There, she was spotted coming from the direction of the flats in Carradine Crescent and got into the back of the vehicle for the drug deal.

Moments later Wiafe drove slowly past in a Vauxhall Astra, which pulled up a short distance away.

Following the stabbing in Peck Court, police arrived 10 minutes later to find Wiafe lying in the centre of the road opposite the flats with people performing CPR on him.

He was rushed to hospital in an ambulance where he died a short while later.

In the early hours of New Year’s Day Alowooja got rid of the clothes he had been wearing along with the knife used.

Turrell was sentenced for being concerned in the supply of a controlled drug of class A to 18 months imprisonment, which was suspended for two years.

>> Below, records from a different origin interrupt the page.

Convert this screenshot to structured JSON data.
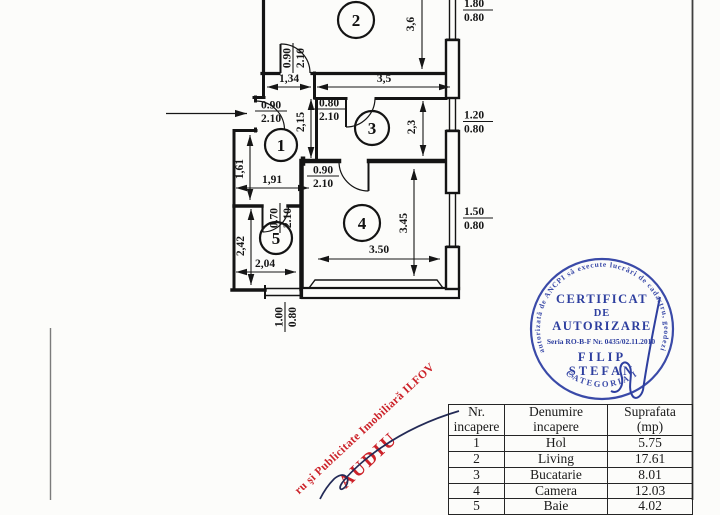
{
  "colors": {
    "ink": "#161616",
    "stamp_blue": "#2e3f9f",
    "stamp_red": "#cc2229",
    "signature_navy": "#232a56"
  },
  "plan": {
    "rooms": {
      "r1": "1",
      "r2": "2",
      "r3": "3",
      "r4": "4",
      "r5": "5"
    },
    "dims": {
      "d_134": "1,34",
      "d_35": "3,5",
      "d_36": "3,6",
      "d_23": "2,3",
      "d_215": "2,15",
      "d_161": "1,61",
      "d_191": "1,91",
      "d_242": "2,42",
      "d_204": "2,04",
      "d_350": "3.50",
      "d_345": "3.45"
    },
    "doors": {
      "living": {
        "w": "0.90",
        "h": "2.10"
      },
      "entry": {
        "w": "0.90",
        "h": "2.10"
      },
      "kitchen": {
        "w": "0.80",
        "h": "2.10"
      },
      "camera": {
        "w": "0.90",
        "h": "2.10"
      },
      "room5": {
        "w": "0.70",
        "h": "2.10"
      }
    },
    "windows": {
      "w1": {
        "w": "1.80",
        "h": "0.80"
      },
      "w2": {
        "w": "1.20",
        "h": "0.80"
      },
      "w3": {
        "w": "1.50",
        "h": "0.80"
      },
      "w4": {
        "w": "1.00",
        "h": "0.80"
      }
    }
  },
  "stamp": {
    "ring_text": "autorizată de ANCPI să execute lucrări de cadastru, geodezie",
    "bottom_text": "CATEGORIA I",
    "line1": "CERTIFICAT",
    "line2": "DE",
    "line3": "AUTORIZARE",
    "serial": "Seria RO-B-F Nr. 0435/02.11.2010",
    "name1": "FILIP",
    "name2": "ŞTEFAN"
  },
  "red_stamp": {
    "line1": "ru şi Publicitate Imobiliară ILFOV",
    "line2": "AUDIU"
  },
  "table": {
    "headers": {
      "col1a": "Nr.",
      "col1b": "incapere",
      "col2a": "Denumire",
      "col2b": "incapere",
      "col3a": "Suprafata",
      "col3b": "(mp)"
    },
    "rows": [
      {
        "nr": "1",
        "name": "Hol",
        "area": "5.75"
      },
      {
        "nr": "2",
        "name": "Living",
        "area": "17.61"
      },
      {
        "nr": "3",
        "name": "Bucatarie",
        "area": "8.01"
      },
      {
        "nr": "4",
        "name": "Camera",
        "area": "12.03"
      },
      {
        "nr": "5",
        "name": "Baie",
        "area": "4.02"
      }
    ]
  }
}
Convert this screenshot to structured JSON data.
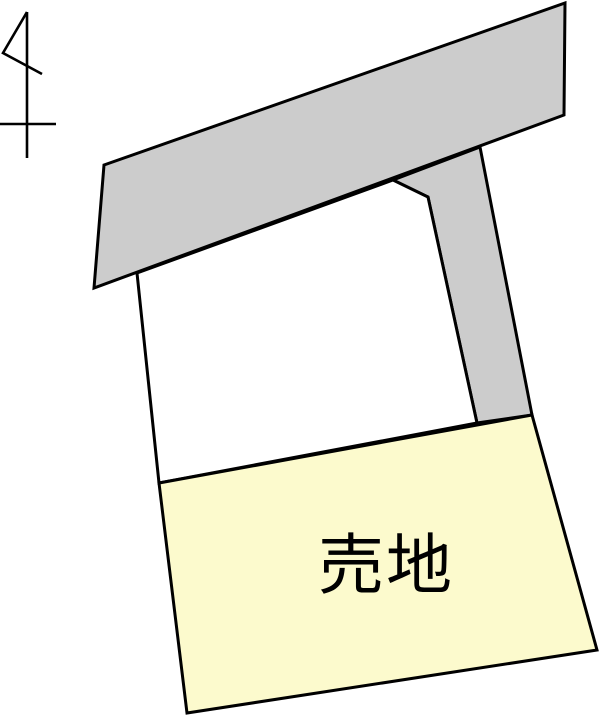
{
  "diagram": {
    "type": "real-estate-plot-plan",
    "canvas": {
      "width": 600,
      "height": 718
    },
    "colors": {
      "background": "#ffffff",
      "road_fill": "#cccccc",
      "neighbor_lot_fill": "#ffffff",
      "sale_lot_fill": "#fcfacd",
      "outline": "#000000",
      "label_color": "#000000",
      "north_arrow_color": "#000000"
    },
    "shapes": {
      "main_road_points": "104,165 565,3 564,115 94,288",
      "side_road_points": "393,180 480,147 532,415 477,423 428,197",
      "neighbor_lot_points": "137,273 393,180 428,197 477,423 159,483",
      "sale_lot_points": "159,483 532,415 597,650 187,713"
    },
    "north_arrow": {
      "shaft_d": "M27,12 L27,158",
      "flag_d": "M27,12 L3,53 L42,74",
      "crossbar_d": "M0,124 L56,124"
    },
    "sale_lot_label": {
      "text": "売地",
      "x": 386,
      "y": 588
    }
  }
}
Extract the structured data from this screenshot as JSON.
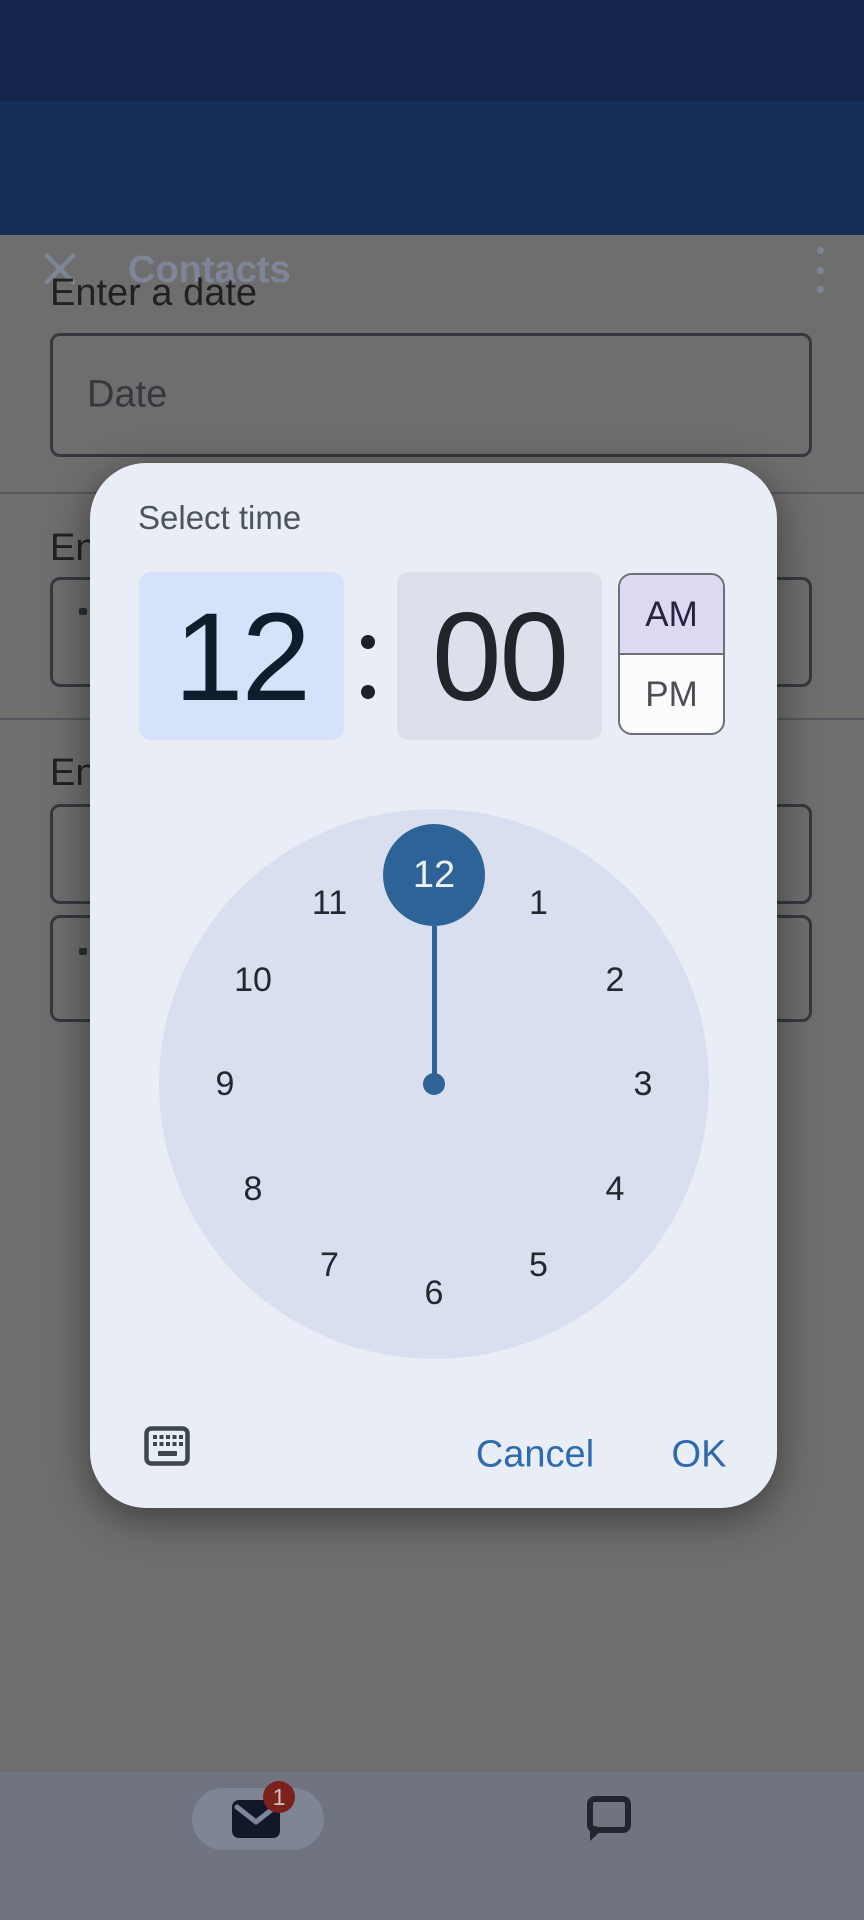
{
  "app_bar": {
    "title": "Contacts"
  },
  "form": {
    "date_label": "Enter a date",
    "date_placeholder": "Date",
    "time_label_partial_1": "En",
    "time_label_partial_2": "En"
  },
  "bottom_nav": {
    "mail_badge": "1"
  },
  "dialog": {
    "title": "Select time",
    "time": {
      "hour": "12",
      "minute": "00"
    },
    "period": {
      "am": "AM",
      "pm": "PM",
      "selected": "AM"
    },
    "clock": {
      "numbers": [
        "12",
        "1",
        "2",
        "3",
        "4",
        "5",
        "6",
        "7",
        "8",
        "9",
        "10",
        "11"
      ],
      "selected": "12"
    },
    "actions": {
      "cancel": "Cancel",
      "ok": "OK"
    },
    "colors": {
      "primary": "#2e6398",
      "hour_cell_bg": "#d5e2fa",
      "minute_cell_bg": "#dbe0eb",
      "am_selected_bg": "#ded9f2",
      "dialog_bg": "#e9eef6",
      "clock_face_bg": "#d9dfee",
      "action_text": "#2e6bae",
      "app_bar_bg": "#172e58",
      "status_bar_bg": "#13254a"
    }
  }
}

The judge told her: “Class A drugs, as this case arguably demonstrates, brings with them nothing but misery, degradation and sometimes death to those who become addicted to them.”

He said it was why the reason those involved in the supply of the class A drugs could expect to go to prison to mark society’s abhorrence at such criminal behaviour.

The judge said he had taken into account her age, good character and immaturity at the time and the fact she had been on remand in prison for the last nine months.

In addition to the suspended sentence, she was told she would have to carry out 200 hours of unpaid work.

Judge Gratwicke told her as she carries out the work “You should reflect upon the fact that drugs have brought you to this particular position and you will do well to bear this in mind every day for the rest of your life.”